Em tempos sombrios para a humanidade tomo emprestado o título da obra de Ernest Hemigway, “Por quem os sinos dobram” (narrativa de um dinamitador na Guerra Civil Espanhola), para fazermos uma pergunta em nome de todos os patrimônios mundiais reconhecidos pela UNESCO, que em algum momento foram “vítimas” da ausência da memória coletiva, de governos fracos e de ditaduras promotoras de Guerras armadas que pilharam ou destruíram a riqueza cultural de seus adversários.
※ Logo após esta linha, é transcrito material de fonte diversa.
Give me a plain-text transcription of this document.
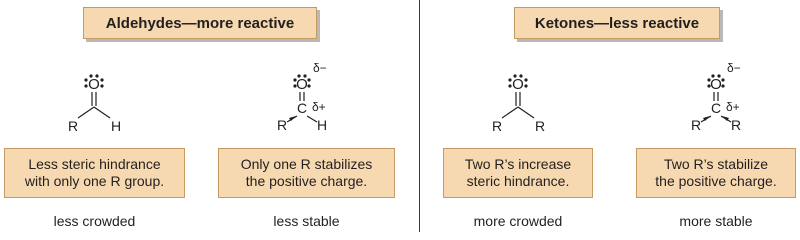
Aldehydes—more reactive	Ketones—less reactive
O
R H
O
δ−
C δ+
R H
O
R R
O
δ−
C δ+
R R
Less steric hindrance
with only one R group.
Only one R stabilizes
the positive charge.
Two R’s increase
steric hindrance.
Two R’s stabilize
the positive charge.
less crowded	less stable	more crowded	more stable
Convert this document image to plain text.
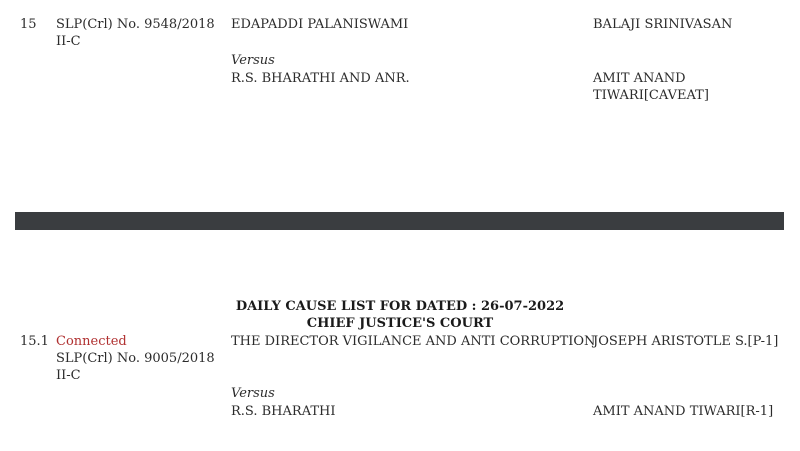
15 SLP(Crl) No. 9548/2018
II-C
EDAPADDI PALANISWAMI
Versus
R.S. BHARATHI AND ANR.
BALAJI SRINIVASAN
AMIT ANAND
TIWARI[CAVEAT]
DAILY CAUSE LIST FOR DATED : 26-07-2022
CHIEF JUSTICE'S COURT
15.1 Connected
SLP(Crl) No. 9005/2018
II-C
THE DIRECTOR VIGILANCE AND ANTI CORRUPTION
Versus
R.S. BHARATHI
JOSEPH ARISTOTLE S.[P-1]
AMIT ANAND TIWARI[R-1]
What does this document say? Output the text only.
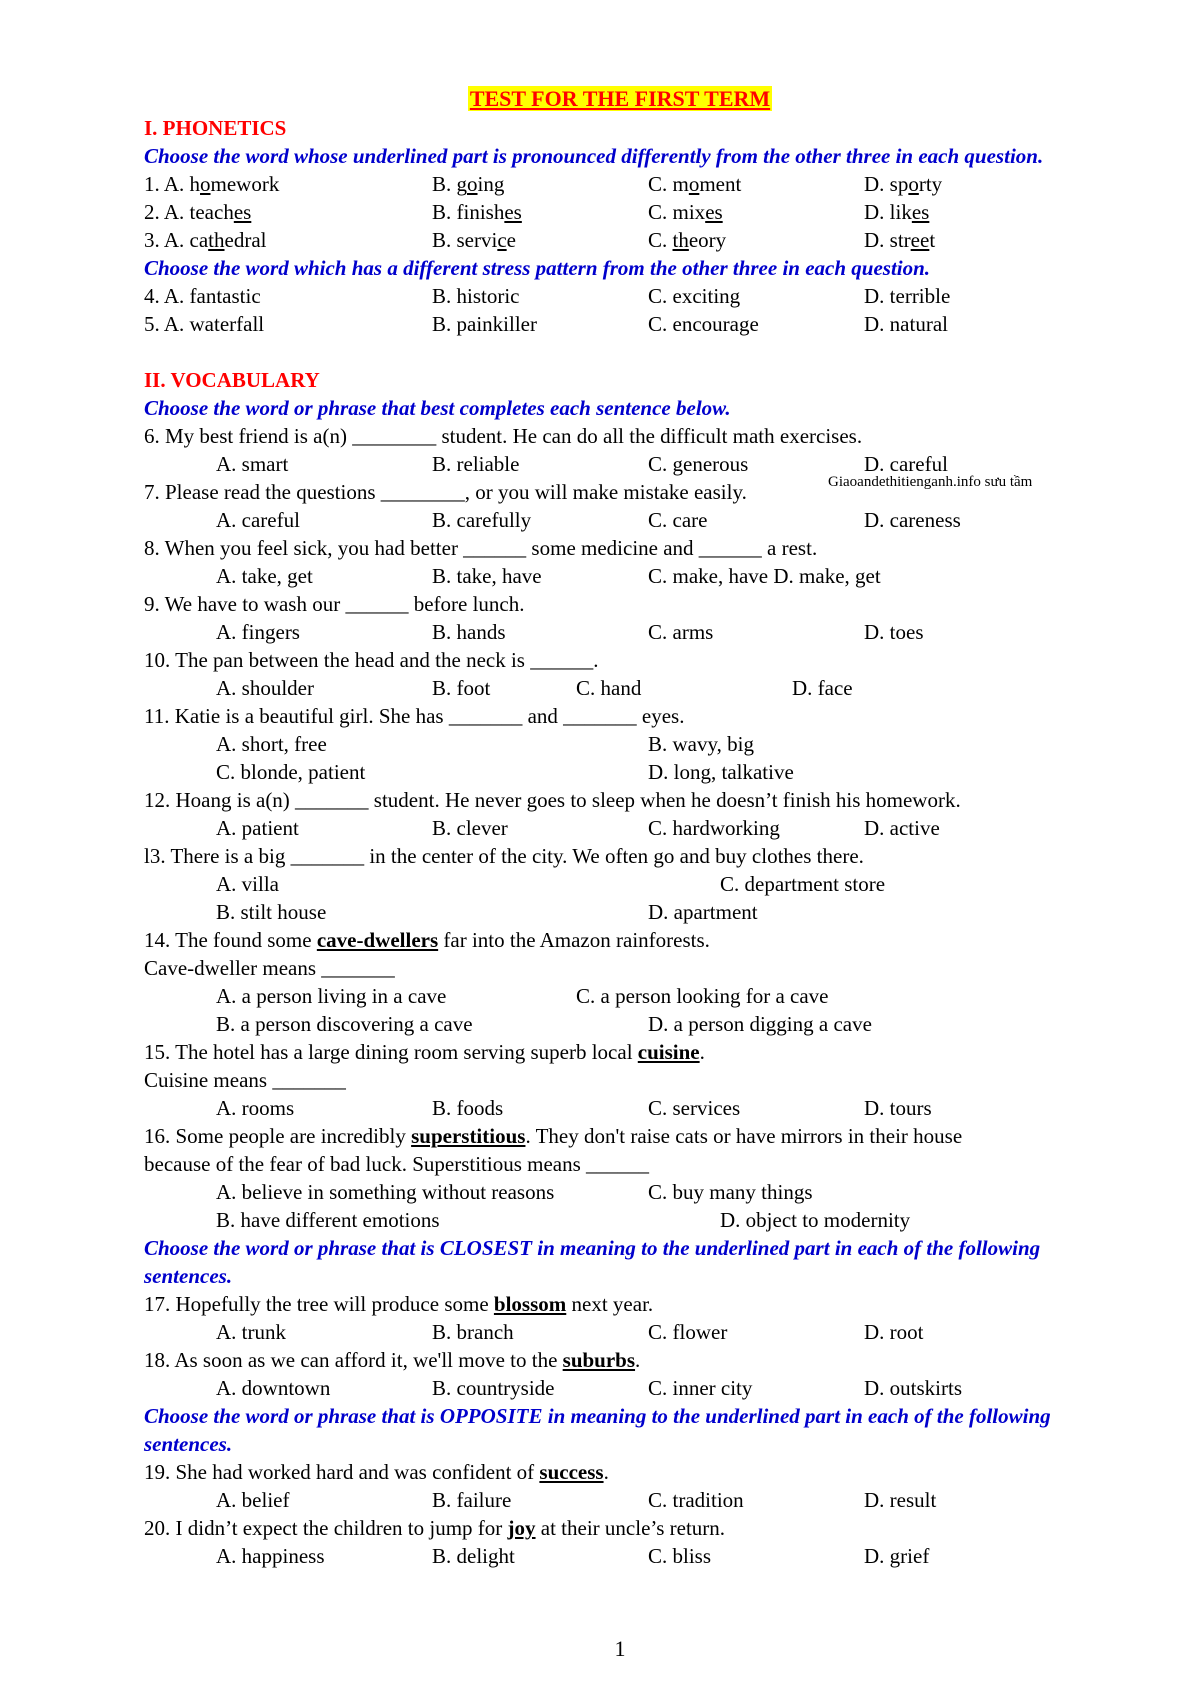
TEST FOR THE FIRST TERM
I. PHONETICS
Choose the word whose underlined part is pronounced differently from the other three in each question.
1. A. homework	B. going	C. moment	D. sporty
2. A. teaches	B. finishes	C. mixes	D. likes
3. A. cathedral	B. service	C. theory	D. street
Choose the word which has a different stress pattern from the other three in each question.
4. A. fantastic	B. historic	C. exciting	D. terrible
5. A. waterfall	B. painkiller	C. encourage	D. natural
II. VOCABULARY
Choose the word or phrase that best completes each sentence below.
6. My best friend is a(n) ________ student. He can do all the difficult math exercises.
A. smart	B. reliable	C. generous	D. careful
7. Please read the questions ________, or you will make mistake easily.
A. careful	B. carefully	C. care	D. careness
8. When you feel sick, you had better ______ some medicine and ______ a rest.
A. take, get	B. take, have	C. make, have D. make, get
9. We have to wash our ______ before lunch.
A. fingers	B. hands	C. arms	D. toes
10. The pan between the head and the neck is ______.
A. shoulder	B. foot	C. hand	D. face
11. Katie is a beautiful girl. She has _______ and _______ eyes.
A. short, free	B. wavy, big
C. blonde, patient	D. long, talkative
12. Hoang is a(n) _______ student. He never goes to sleep when he doesn’t finish his homework.
A. patient	B. clever	C. hardworking	D. active
l3. There is a big _______ in the center of the city. We often go and buy clothes there.
A. villa	C. department store
B. stilt house	D. apartment
14. The found some cave-dwellers far into the Amazon rainforests.
Cave-dweller means _______
A. a person living in a cave	C. a person looking for a cave
B. a person discovering a cave	D. a person digging a cave
15. The hotel has a large dining room serving superb local cuisine.
Cuisine means _______
A. rooms	B. foods	C. services	D. tours
16. Some people are incredibly superstitious. They don't raise cats or have mirrors in their house
because of the fear of bad luck. Superstitious means ______
A. believe in something without reasons	C. buy many things
B. have different emotions	D. object to modernity
Choose the word or phrase that is CLOSEST in meaning to the underlined part in each of the following sentences.
17. Hopefully the tree will produce some blossom next year.
A. trunk	B. branch	C. flower	D. root
18. As soon as we can afford it, we'll move to the suburbs.
A. downtown	B. countryside	C. inner city	D. outskirts
Choose the word or phrase that is OPPOSITE in meaning to the underlined part in each of the following sentences.
19. She had worked hard and was confident of success.
A. belief	B. failure	C. tradition	D. result
20. I didn’t expect the children to jump for joy at their uncle’s return.
A. happiness	B. delight	C. bliss	D. grief
Giaoandethitienganh.info sưu tầm
1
Sabe-se que a cultura é um dos principais recursos de uma sociedade. Em termos conceituais, tem uma dimensão parcial e global com “(…) constante e ampla gama de ênfases relacionais”. (Williams, 2000, p. 12). É reflexo de uma construção histórica, em que os recursos e processos empregados na identidade de um grupo se perpetuam e incorporam como valor cultural.

Valor da Cultura

O valor da cultura é reflexo de resultados positivos originados através dela em decorrência da ampliação de benefícios que geram. Como exlica Throsby (2001), esta valorização se produz dentro de um universo moral e social. Pode ser mensurada pela satisfação gerada considerando os elementos que caracterizam o valor cultural como: o valor estético, o valor espiritual, valor social, valor histórico, valor simbólico e valor de autenticidade.

O entendimento do valor da cultura é fundamental para identificarmos as iniciativas e ações que protegem e valorizam a historicidade e memória de uma sociedade. Uma das principais iniciativas é a da Organização das Nações Unidas para Educação, Ciência e a Cultura (UNESCO) para a manutenção dos equipamentos e locais de amplo e profundo valor cultural através do reconhecimento como Patrimônio Mundial. Este compreende uma área, sítio ou região considerada pela comunidade científica de inigualável importância para a humanidade. Também se incluem na Lista do Patrimônio Mundial manifestações, rituais, entre outros que tem seu valor histórico, arqueológico, natural, ambiental ou um conjunto desses fatores reconhecidos pela UNESCO, que possui um protocolo exclusivo na orientação para o reconhecimento de um patrimônio mundial.

Patrimônio Mundial, identidade e memória

Antes de um reconhecimento multilateral, mais importante, primeiro é o impacto do reconhecimento em esfera local de um patrimônio histórico. Segundo, o vínculo de uma identidade coletiva com a memória histórica construída naquele lugar. Terceiro, reflexo no exercício de cidadania e maturidade democrática de um grupo social. Neste sentido, a chancela de um reconhecimento mundial representa o fortalecimento da manutenção deste patrimônio, que passa a ser resguardado pelo Direito Humanitário. Portanto, qualquer destruição intencional e direta de um patrimônio cultural em determinado território em tempo de guerra é crime de guerra e deve ser tratado como tal (Soares, 2018).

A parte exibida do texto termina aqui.